Six weeks old Cooper found and cornered his first skunk to look at him bleary eyed you would have thought he was drunk or stoned. A week later he had treed a bear, then we started to keep him leashed or chained. He is the only dog on a chain able to kill rabbits and least weasels. I'm not sure how he coached them into reach.

He was so tiny I called him my pocket puppy, one day at the mall shortly after we had him, a young girl asked me what breed he was, told her Jack Russel and she crossed herself. My pocket puppy, the devil in disguise.

Most JR's do not make it in life beyond a couple of years ours is 11 going 12, the dog has been a real hoot. 

They are most intelligent having an IQ higher than most people i meet.

[youtube]http://www.youtube.com/watch?v=_1EjjQ2NzSM[/youtube]


----------



## Geo (Apr 29, 2013)

he's just getting a birds eye view looking for his next victim. :lol:


----------



## squarecoinman (Apr 29, 2013)

Nice video of Toby the climbing dog , i had no idea they could climb trees 

scm


----------



## Palladium (Apr 29, 2013)

Now that's pretty cool!


----------



## rusty (Apr 29, 2013)

I'm partially deaf to get my attention Cooper will come over and lay his chin on my lap to let me know he wants out. 

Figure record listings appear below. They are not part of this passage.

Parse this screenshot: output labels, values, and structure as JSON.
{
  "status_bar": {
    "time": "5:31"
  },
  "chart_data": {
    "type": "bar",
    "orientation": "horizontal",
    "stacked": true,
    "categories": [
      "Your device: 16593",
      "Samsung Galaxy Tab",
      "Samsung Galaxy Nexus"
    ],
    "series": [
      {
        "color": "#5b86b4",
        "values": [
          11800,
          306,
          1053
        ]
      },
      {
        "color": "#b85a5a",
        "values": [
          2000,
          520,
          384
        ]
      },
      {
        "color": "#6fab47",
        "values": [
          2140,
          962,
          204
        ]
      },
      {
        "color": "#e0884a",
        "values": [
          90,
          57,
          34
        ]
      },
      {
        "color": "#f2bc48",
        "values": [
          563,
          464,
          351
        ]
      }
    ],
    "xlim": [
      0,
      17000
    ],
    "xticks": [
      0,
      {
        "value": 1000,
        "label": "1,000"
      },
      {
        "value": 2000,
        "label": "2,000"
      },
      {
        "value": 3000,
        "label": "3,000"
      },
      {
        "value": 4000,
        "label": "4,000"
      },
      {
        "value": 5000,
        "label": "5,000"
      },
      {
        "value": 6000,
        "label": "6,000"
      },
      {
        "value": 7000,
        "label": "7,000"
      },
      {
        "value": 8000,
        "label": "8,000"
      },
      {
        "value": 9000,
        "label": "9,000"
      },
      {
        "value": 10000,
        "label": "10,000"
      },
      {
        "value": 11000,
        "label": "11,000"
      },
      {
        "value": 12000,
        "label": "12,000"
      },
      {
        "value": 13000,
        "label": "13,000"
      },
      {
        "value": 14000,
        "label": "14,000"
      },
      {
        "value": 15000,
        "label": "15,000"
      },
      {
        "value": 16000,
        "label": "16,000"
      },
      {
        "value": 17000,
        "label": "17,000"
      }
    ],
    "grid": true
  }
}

A very different routine for Pats attention, he shakes is head rapidly back and forth so that his ears make a loud flapping sound.


----------



## srlaulis (Apr 29, 2013)

That is one energetic 77 year old dog! :lol:


----------



## skippy (May 3, 2013)

Jack Russels are very funny dogs, with a lot of personality - they can need more attention walking and space and whatnot. A friend of my uncle's had a Jack that killed opposums and once tore apart a raccoon so badly they had he had to finish it off.


----------